Date of Award
Fall 1993
Document Type
Thesis
Degree Name
Master of Science (MS)
Department
Electrical & Computer Engineering
Program/Concentration
Electrical Engineering
Committee Director
Stephen A. Zahorian
Committee Member
Peter L. Silsbee
Committee Member
S. Nandkumar
Committee Member
Zaki B. Nossair
Call Number for Print
Special Collections LD4331.E55Z53
Abstract
An essential requirement of speech signal processing is to extract information (features or parameters) from the speech signal which encode the information carried by the signal. The objective of this thesis work was to examine and evaluate two feature sets as acoustic correlates for vowel perception. They are formants and DCTCs. Formants are the frequencies of spectral peaks of the speech signal. DCTCs are the Discrete Cosine Transform Coefficients of the magnitude spectrum and are thus features which encode the global spectral shape of speech signal.

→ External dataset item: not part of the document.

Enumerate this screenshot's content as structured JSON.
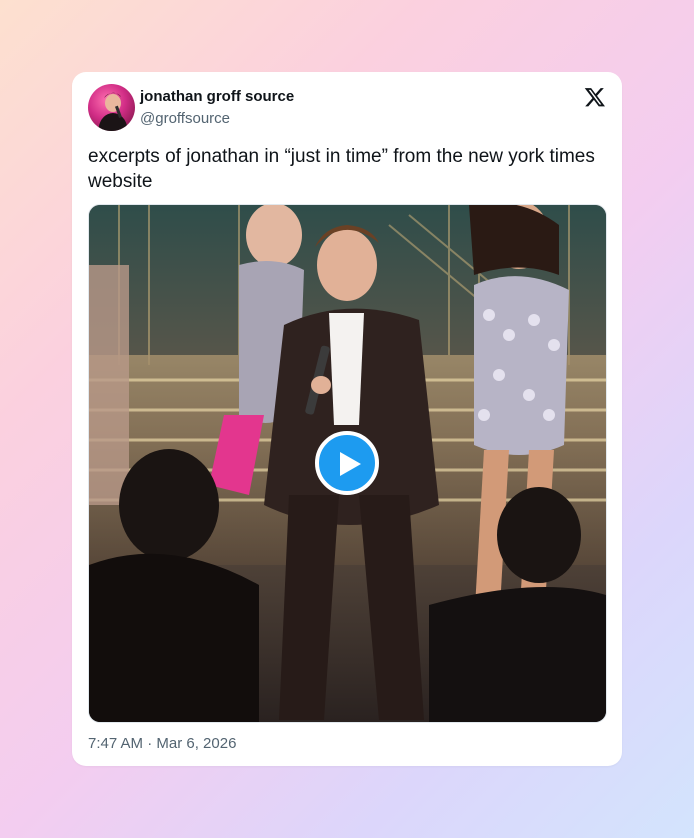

There are different opinions regarding which feature set is a more accurate representation for vowels. In fact the parameters most useful for automatic speech classification may not be good acoustic correlates for the perception of speech. Based on the results of Zahorian and Jagharghi (1990,1993), we initially hypothesized that global spectral shape cues are more important to phonological perception of vowels than are formant frequency cues.
The higher-level objective of the study was to determine a feature set based on certain aspects of both formant and global spectral shape theory, which would be good acoustic correlates of vowel perception. We developed and investigated a new algorithm to compute the DCTCs which represents the spectral shape of the envelope of the speech spectrum. It requires only about 10 percent of the Fourier Transform magnitude components as compared to the DCTCs computed by Zahorian and Jagharghi.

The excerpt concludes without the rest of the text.